JSON-LD as a bridge. JSON-LD achieves interoperability: existing JSON parsers can read it, and RDF tools can extract semantic triples from it. It is the most widely adopted Semantic Web technology in practice.
Wikidata. A collaborative knowledge base of over 100 million items, each with a URI, described in RDF. It is the largest working implementation of the Semantic Web vision.
What They Got Wrong or Left Unfinished
No consumer application. The Semantic Web built a data infrastructure but never created the application that would make that infrastructure valuable to end users. Without a reason to publish structured data, publishers did not. This is a chicken-and-egg problem: no data means no applications, no applications means no incentive to publish data.
OWL was too complex. The full OWL language (OWL 2 DL) is undecidable in some profiles — meaning a reasoner might run forever on certain inputs. Simpler subsets were defined but the complexity discouraged adoption.

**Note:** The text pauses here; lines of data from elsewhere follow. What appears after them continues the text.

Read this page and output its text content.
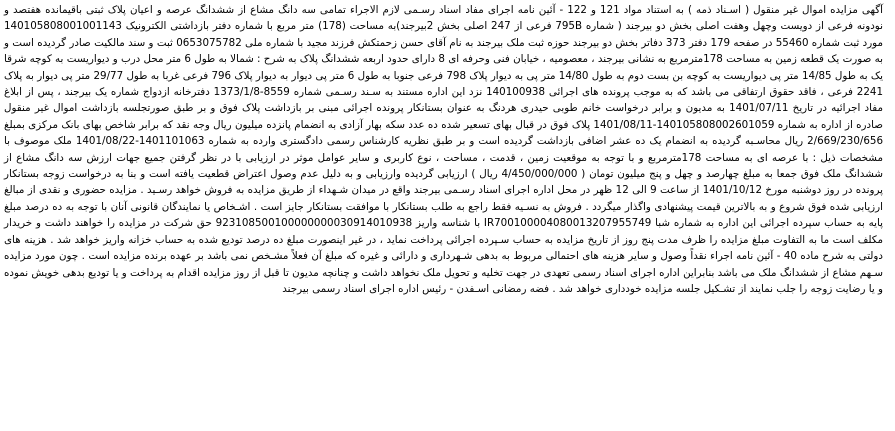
آگهی مزایده اموال غیر منقول ( اسـناد ذمه ) به استناد مواد 121 و 122 - آئین نامه اجرای مفاد اسناد رسـمی لازم الاجراء تمامی سه دانگ مشاع از ششدانگ عرصه و اعیان پلاک ثبتی باقیمانده هفتصد و نودونه فرعی از دویست وچهل وهفت اصلی بخش دو بیرجند ( شماره 795B فرعی از 247 اصلی بخش 2بیرجند)به مساحت (178) متر مربع با شماره دفتر بازداشتی الکترونیک 140105808001001143 مورد ثبت شماره 55460 در صفحه 179 دفتر 373 دفاتر بخش دو بیرجند حوزه ثبت ملک بیرجند به نام آقای حسن زحمتکش فرزند مجید با شماره ملی 0653075782 ثبت و سند مالکیت صادر گردیده است و به صورت یک قطعه زمین به مساحت 178مترمربع به نشانی بیرجند ، معصومیه ، خیابان فنی وحرفه ای 8 دارای حدود اربعه ششدانگ پلاک به شرح : شمالا به طول 6 متر محل درب و دیواریست به کوچه شرقا یک به طول 14/85 متر پی دیواریست به کوچه بن بست دوم به طول 14/80 متر پی به دیوار پلاک 798 فرعی جنوبا به طول 6 متر پی دیوار به دیوار پلاک 796 فرعی غربا به طول 29/77 متر پی دیوار به پلاک 2241 فرعی ، فاقد حقوق ارتفاقی می باشد که به موجب پرونده های اجرائی 140100938 نزد این اداره مستند به سـند رسـمی شماره 8559-1373/1/8 دفترخانه ازدواج شماره یک بیرجند ، پس از ابلاغ مفاد اجرائیه در تاریخ 1401/07/11 به مدیون و برابر درخواست خانم طوبی حیدری هردنگ به عنوان بستانکار پرونده اجرائی مبنی بر بازداشت پلاک فوق و بر طبق صورتجلسه بازداشت اموال غیر منقول صادره از اداره به شماره 140105808002601059-1401/08/11 پلاک فوق در قبال بهای تسعیر شده ده عدد سکه بهار آزادی به انضمام پانزده میلیون ریال وجه نقد که برابر شاخص بهای بانک مرکزی بمبلغ 2/669/230/656 ریال محاسـبه گردیده به انضمام یک ده عشر اضافی بازداشت گردیده است و بر طبق نظریه کارشناس رسمی دادگستری وارده به شماره 1401101063-1401/08/22 ملک موصوف با مشخصات ذیل : با عرصه ای به مساحت 178مترمربع و با توجه به موقعیت زمین ، قدمت ، مساحت ، نوع کاربری و سایر عوامل موثر در ارزیابی با در نظر گرفتن جمیع جهات ارزش سه دانگ مشاع از ششدانگ ملک فوق جمعا به مبلغ چهارصد و چهل و پنج میلیون تومان ( 4/450/000/000 ریال ) ارزیابی گردیده وارزیابی و به دلیل عدم وصول اعتراض قطعیت یافته است و بنا به درخواست زوجه بستانکار پرونده در روز دوشنبه مورخ 1401/10/12 از ساعت 9 الی 12 ظهر در محل اداره اجرای اسناد رسـمی بیرجند واقع در میدان شـهداء از طریق مزایده به فروش خواهد رسـید . مزایده حضوری و نقدی از مبالغ ارزیابی شده فوق شروع و به بالاترین قیمت پیشنهادی واگذار میگردد . فروش به نسـیه فقط راجع به طلب بستانکار با موافقت بستانکار جایز است . اشـخاص یا نمایندگان قانونی آنان با توجه به ده درصد مبلغ پایه به حساب سپرده اجرائی این اداره به شماره شبا IR700100004080013207955749 با شناسه واریز 923108500100000000030914010938 حق شرکت در مزایده را خواهند داشت و خریدار مکلف است ما به التفاوت مبلغ مزایده را ظرف مدت پنج روز از تاریخ مزایده به حساب سـپرده اجرائی پرداخت نماید ، در غیر اینصورت مبلغ ده درصد تودیع شده به حساب خزانه واریز خواهد شد . هزینه های دولتی به شرح ماده 40 - آئین نامه اجراء نقداً وصول و سایر هزینه های احتمالی مربوط به بدهی شـهرداری و دارائی و غیره که مبلغ آن فعلاً مشـخص نمی باشد بر عهده برنده مزایده است . چون مورد مزایده سـهم مشاع از ششدانگ ملک می باشد بنابراین اداره اجرای اسناد رسمی تعهدی در جهت تخلیه و تحویل ملک نخواهد داشت و چنانچه مدیون تا قبل از روز مزایده اقدام به پرداخت و یا تودیع بدهی خویش نموده و یا رضایت زوجه را جلب نمایند از تشـکیل جلسه مزایده خودداری خواهد شد . فضه رمضانی اسـفدن - رئیس اداره اجرای اسناد رسمی بیرجند
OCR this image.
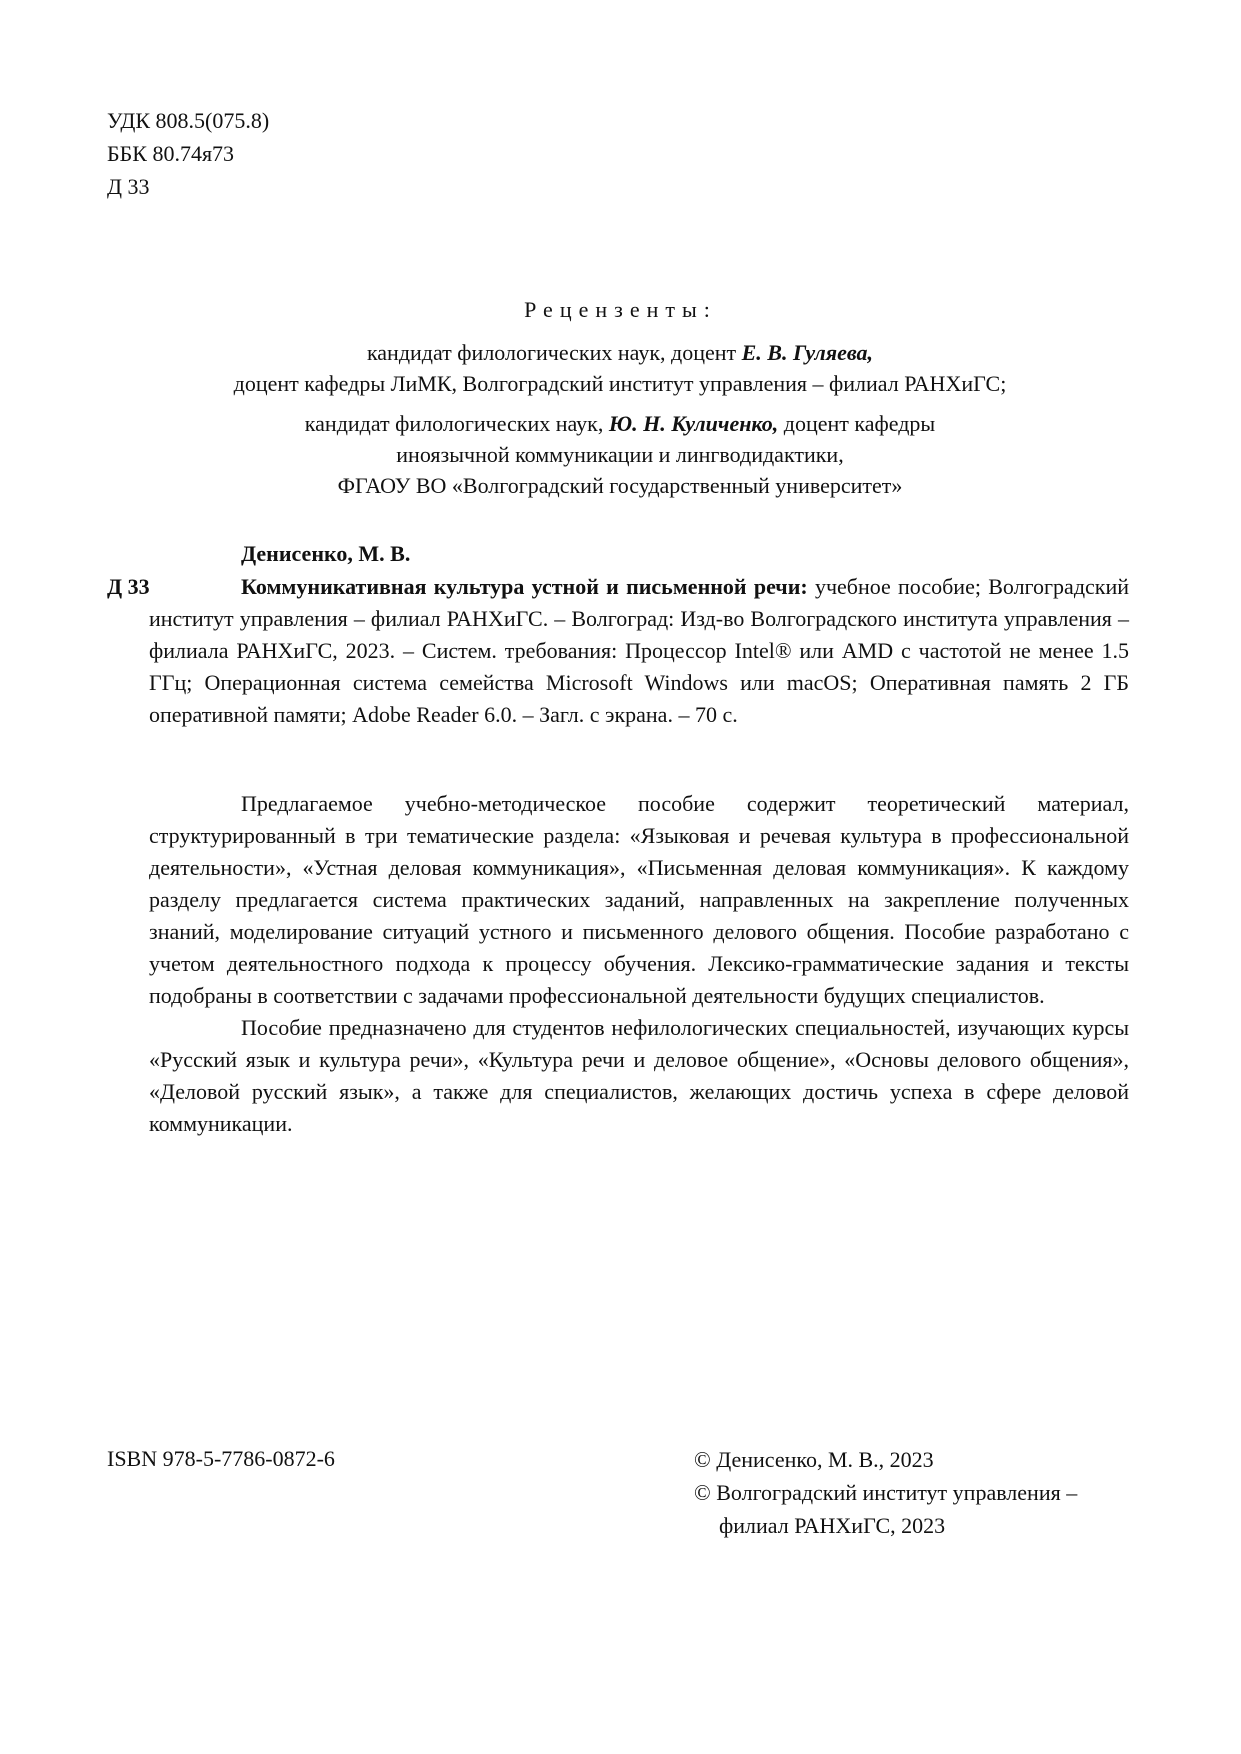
УДК 808.5(075.8)
ББК 80.74я73
Д 33
Рецензенты:
кандидат филологических наук, доцент Е. В. Гуляева,
доцент кафедры ЛиМК, Волгоградский институт управления – филиал РАНХиГС;
кандидат филологических наук, Ю. Н. Куличенко, доцент кафедры
иноязычной коммуникации и лингводидактики,
ФГАОУ ВО «Волгоградский государственный университет»
Денисенко, М. В.
Д 33	Коммуникативная культура устной и письменной речи: учебное пособие; Волгоградский институт управления – филиал РАНХиГС. – Волгоград: Изд-во Волгоградского института управления – филиала РАНХиГС, 2023. – Систем. требования: Процессор Intel® или AMD с частотой не менее 1.5 ГГц; Операционная система семейства Microsoft Windows или macOS; Оперативная память 2 ГБ оперативной памяти; Adobe Reader 6.0. – Загл. с экрана. – 70 с.

Предлагаемое учебно-методическое пособие содержит теоретический материал, структурированный в три тематические раздела: «Языковая и речевая культура в профессиональной деятельности», «Устная деловая коммуникация», «Письменная деловая коммуникация». К каждому разделу предлагается система практических заданий, направленных на закрепление полученных знаний, моделирование ситуаций устного и письменного делового общения. Пособие разработано с учетом деятельностного подхода к процессу обучения. Лексико-грамматические задания и тексты подобраны в соответствии с задачами профессиональной деятельности будущих специалистов.

Пособие предназначено для студентов нефилологических специальностей, изучающих курсы «Русский язык и культура речи», «Культура речи и деловое общение», «Основы делового общения», «Деловой русский язык», а также для специалистов, желающих достичь успеха в сфере деловой коммуникации.

ISBN 978-5-7786-0872-6	© Денисенко, М. В., 2023
© Волгоградский институт управления –
филиал РАНХиГС, 2023
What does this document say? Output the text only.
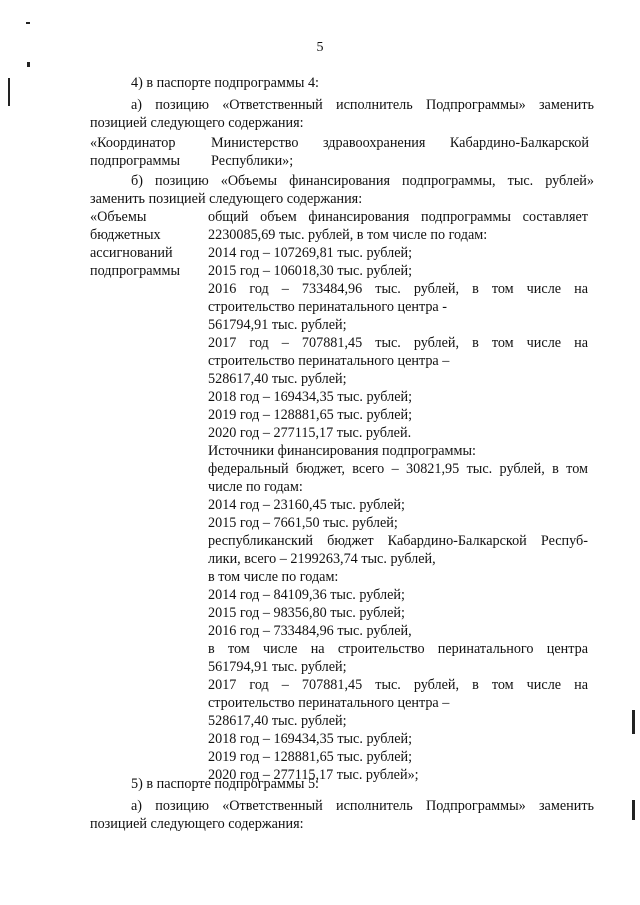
5
4) в паспорте подпрограммы 4:
а) позицию «Ответственный исполнитель Подпрограммы» заменить
позицией следующего содержания:
«Координатор
подпрограммы
Министерство здравоохранения Кабардино-Балкарской
Республики»;
б) позицию «Объемы финансирования подпрограммы, тыс. рублей»
заменить позицией следующего содержания:
«Объемы
бюджетных
ассигнований
подпрограммы
общий объем финансирования подпрограммы составляет
2230085,69 тыс. рублей, в том числе по годам:
2014 год – 107269,81 тыс. рублей;
2015 год – 106018,30 тыс. рублей;
2016 год – 733484,96 тыс. рублей, в том числе на
строительство перинатального центра -
561794,91 тыс. рублей;
2017 год – 707881,45 тыс. рублей, в том числе на
строительство перинатального центра –
528617,40 тыс. рублей;
2018 год – 169434,35 тыс. рублей;
2019 год – 128881,65 тыс. рублей;
2020 год – 277115,17 тыс. рублей.
Источники финансирования подпрограммы:
федеральный бюджет, всего – 30821,95 тыс. рублей, в том
числе по годам:
2014 год – 23160,45 тыс. рублей;
2015 год – 7661,50 тыс. рублей;
республиканский бюджет Кабардино-Балкарской Респуб-
лики, всего – 2199263,74 тыс. рублей,
в том числе по годам:
2014 год – 84109,36 тыс. рублей;
2015 год – 98356,80 тыс. рублей;
2016 год – 733484,96 тыс. рублей,
в том числе на строительство перинатального центра
561794,91 тыс. рублей;
2017 год – 707881,45 тыс. рублей, в том числе на
строительство перинатального центра –
528617,40 тыс. рублей;
2018 год – 169434,35 тыс. рублей;
2019 год – 128881,65 тыс. рублей;
2020 год – 277115,17 тыс. рублей»;
5) в паспорте подпрограммы 5:
а) позицию «Ответственный исполнитель Подпрограммы» заменить
позицией следующего содержания:
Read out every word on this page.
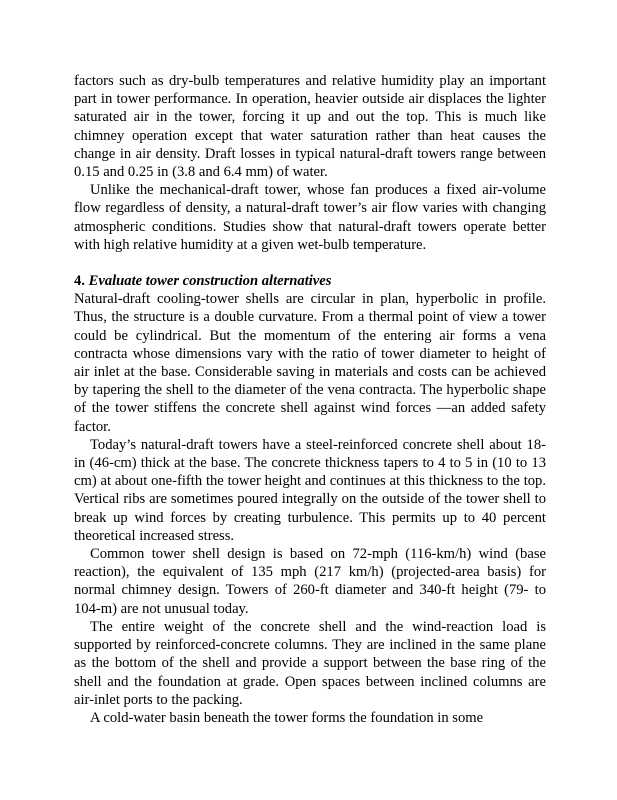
factors such as dry-bulb temperatures and relative humidity play an important part in tower performance. In operation, heavier outside air displaces the lighter saturated air in the tower, forcing it up and out the top. This is much like chimney operation except that water saturation rather than heat causes the change in air density. Draft losses in typical natural-draft towers range between 0.15 and 0.25 in (3.8 and 6.4 mm) of water.

Unlike the mechanical-draft tower, whose fan produces a fixed air-volume flow regardless of density, a natural-draft tower’s air flow varies with changing atmospheric conditions. Studies show that natural-draft towers operate better with high relative humidity at a given wet-bulb temperature.

4. Evaluate tower construction alternatives

Natural-draft cooling-tower shells are circular in plan, hyperbolic in profile. Thus, the structure is a double curvature. From a thermal point of view a tower could be cylindrical. But the momentum of the entering air forms a vena contracta whose dimensions vary with the ratio of tower diameter to height of air inlet at the base. Considerable saving in materials and costs can be achieved by tapering the shell to the diameter of the vena contracta. The hyperbolic shape of the tower stiffens the concrete shell against wind forces —an added safety factor.

Today’s natural-draft towers have a steel-reinforced concrete shell about 18-in (46-cm) thick at the base. The concrete thickness tapers to 4 to 5 in (10 to 13 cm) at about one-fifth the tower height and continues at this thickness to the top. Vertical ribs are sometimes poured integrally on the outside of the tower shell to break up wind forces by creating turbulence. This permits up to 40 percent theoretical increased stress.

Common tower shell design is based on 72-mph (116-km/h) wind (base reaction), the equivalent of 135 mph (217 km/h) (projected-area basis) for normal chimney design. Towers of 260-ft diameter and 340-ft height (79- to 104-m) are not unusual today.

The entire weight of the concrete shell and the wind-reaction load is supported by reinforced-concrete columns. They are inclined in the same plane as the bottom of the shell and provide a support between the base ring of the shell and the foundation at grade. Open spaces between inclined columns are air-inlet ports to the packing.

A cold-water basin beneath the tower forms the foundation in some
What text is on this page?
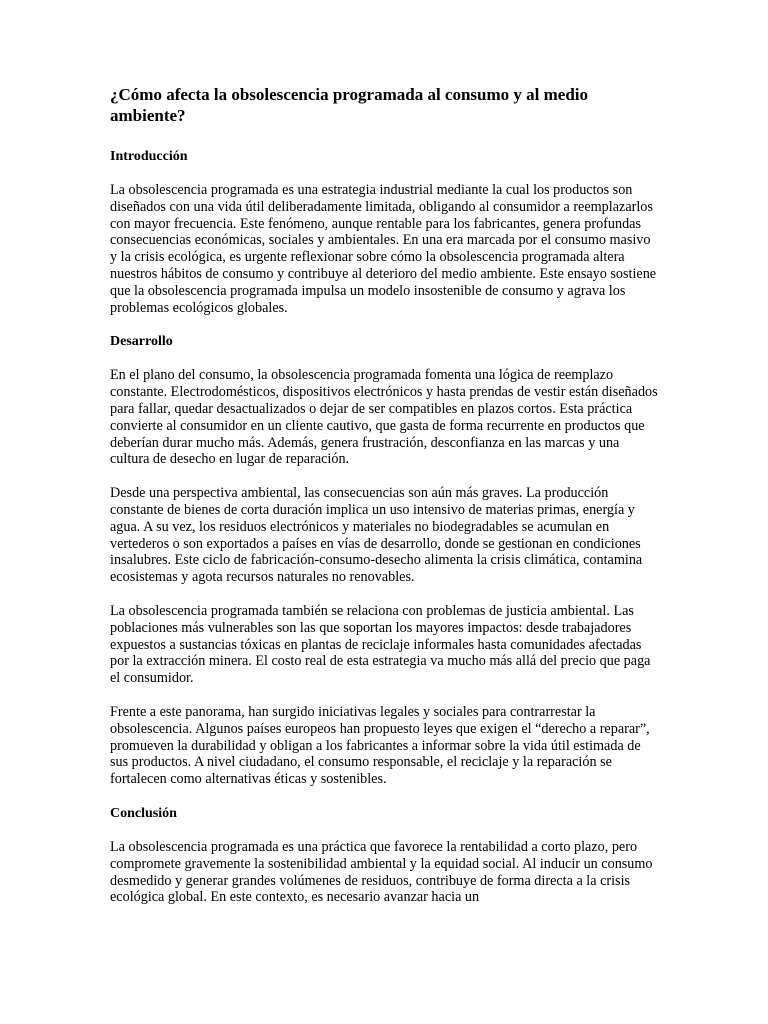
¿Cómo afecta la obsolescencia programada al consumo y al medio ambiente?
Introducción

La obsolescencia programada es una estrategia industrial mediante la cual los productos son diseñados con una vida útil deliberadamente limitada, obligando al consumidor a reemplazarlos con mayor frecuencia. Este fenómeno, aunque rentable para los fabricantes, genera profundas consecuencias económicas, sociales y ambientales. En una era marcada por el consumo masivo y la crisis ecológica, es urgente reflexionar sobre cómo la obsolescencia programada altera nuestros hábitos de consumo y contribuye al deterioro del medio ambiente. Este ensayo sostiene que la obsolescencia programada impulsa un modelo insostenible de consumo y agrava los problemas ecológicos globales.

Desarrollo

En el plano del consumo, la obsolescencia programada fomenta una lógica de reemplazo constante. Electrodomésticos, dispositivos electrónicos y hasta prendas de vestir están diseñados para fallar, quedar desactualizados o dejar de ser compatibles en plazos cortos. Esta práctica convierte al consumidor en un cliente cautivo, que gasta de forma recurrente en productos que deberían durar mucho más. Además, genera frustración, desconfianza en las marcas y una cultura de desecho en lugar de reparación.

Desde una perspectiva ambiental, las consecuencias son aún más graves. La producción constante de bienes de corta duración implica un uso intensivo de materias primas, energía y agua. A su vez, los residuos electrónicos y materiales no biodegradables se acumulan en vertederos o son exportados a países en vías de desarrollo, donde se gestionan en condiciones insalubres. Este ciclo de fabricación-consumo-desecho alimenta la crisis climática, contamina ecosistemas y agota recursos naturales no renovables.

La obsolescencia programada también se relaciona con problemas de justicia ambiental. Las poblaciones más vulnerables son las que soportan los mayores impactos: desde trabajadores expuestos a sustancias tóxicas en plantas de reciclaje informales hasta comunidades afectadas por la extracción minera. El costo real de esta estrategia va mucho más allá del precio que paga el consumidor.

Frente a este panorama, han surgido iniciativas legales y sociales para contrarrestar la obsolescencia. Algunos países europeos han propuesto leyes que exigen el “derecho a reparar”, promueven la durabilidad y obligan a los fabricantes a informar sobre la vida útil estimada de sus productos. A nivel ciudadano, el consumo responsable, el reciclaje y la reparación se fortalecen como alternativas éticas y sostenibles.

Conclusión

La obsolescencia programada es una práctica que favorece la rentabilidad a corto plazo, pero compromete gravemente la sostenibilidad ambiental y la equidad social. Al inducir un consumo desmedido y generar grandes volúmenes de residuos, contribuye de forma directa a la crisis ecológica global. En este contexto, es necesario avanzar hacia un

The ontology construction bottleneck. Building accurate, shared ontologies (agreed-upon vocabularies for a domain) requires domain experts, logicians, and ongoing maintenance. Most organizations could not afford this effort.
Assumed publishers would annotate. The vision required content creators to add semantic markup manually. In practice, most publishers do not. Automated extraction (parsing natural language, scraping tables) turned out to be more scalable.
How It Connects to Other Ideas
Knowledge graphs. Google's Knowledge Graph, Wikidata, and enterprise knowledge graphs are direct descendants of the Semantic Web. They use the RDF graph model but typically simplify or bypass OWL reasoning in favor of direct query and embedding-based methods.
Schema.org. A collaborative vocabulary (founded by Google, Microsoft, Yahoo, and Yandex) for annotating web pages. It uses the Semantic Web stack (RDF, JSON-LD) but restricts the vocabulary to a manageable set of types and properties. It is the most successful practical application of Semantic Web technology.
Large language models. An LLM can parse text, extract entities and relationships, and traverse linked data. It is the first general-purpose consumer that can take a URI, fetch the data at that URI, interpret it in context, and follow links to other URIs. This addresses the original missing-consumer problem.
Linked Open Data. A project to publish existing open datasets (government data, scientific data, cultural heritage) as RDF on the web. DBpedia (structured data extracted from Wikipedia) is the largest Linked Open Data source.
Sources
Berners-Lee, T., Hendler, J., & Lassila, O. (2001). "The Semantic Web." Scientific American, 284(5), 34-43.
Berners-Lee, T. (2006). "Linked Data — Design Issues." W3C. https://www.w3.org/DesignIssues/LinkedData.html
W3C. (2014). "JSON-LD 1.0." W3C Recommendation. https://www.w3.org/TR/json-ld/
W3C. (2012). "OWL 2 Web Ontology Language Document Overview." W3C Recommendation. https://www.w3.org/TR/owl2-overview/
Hogan, A. et al. (2021). Knowledge Graphs. Morgan & Claypool.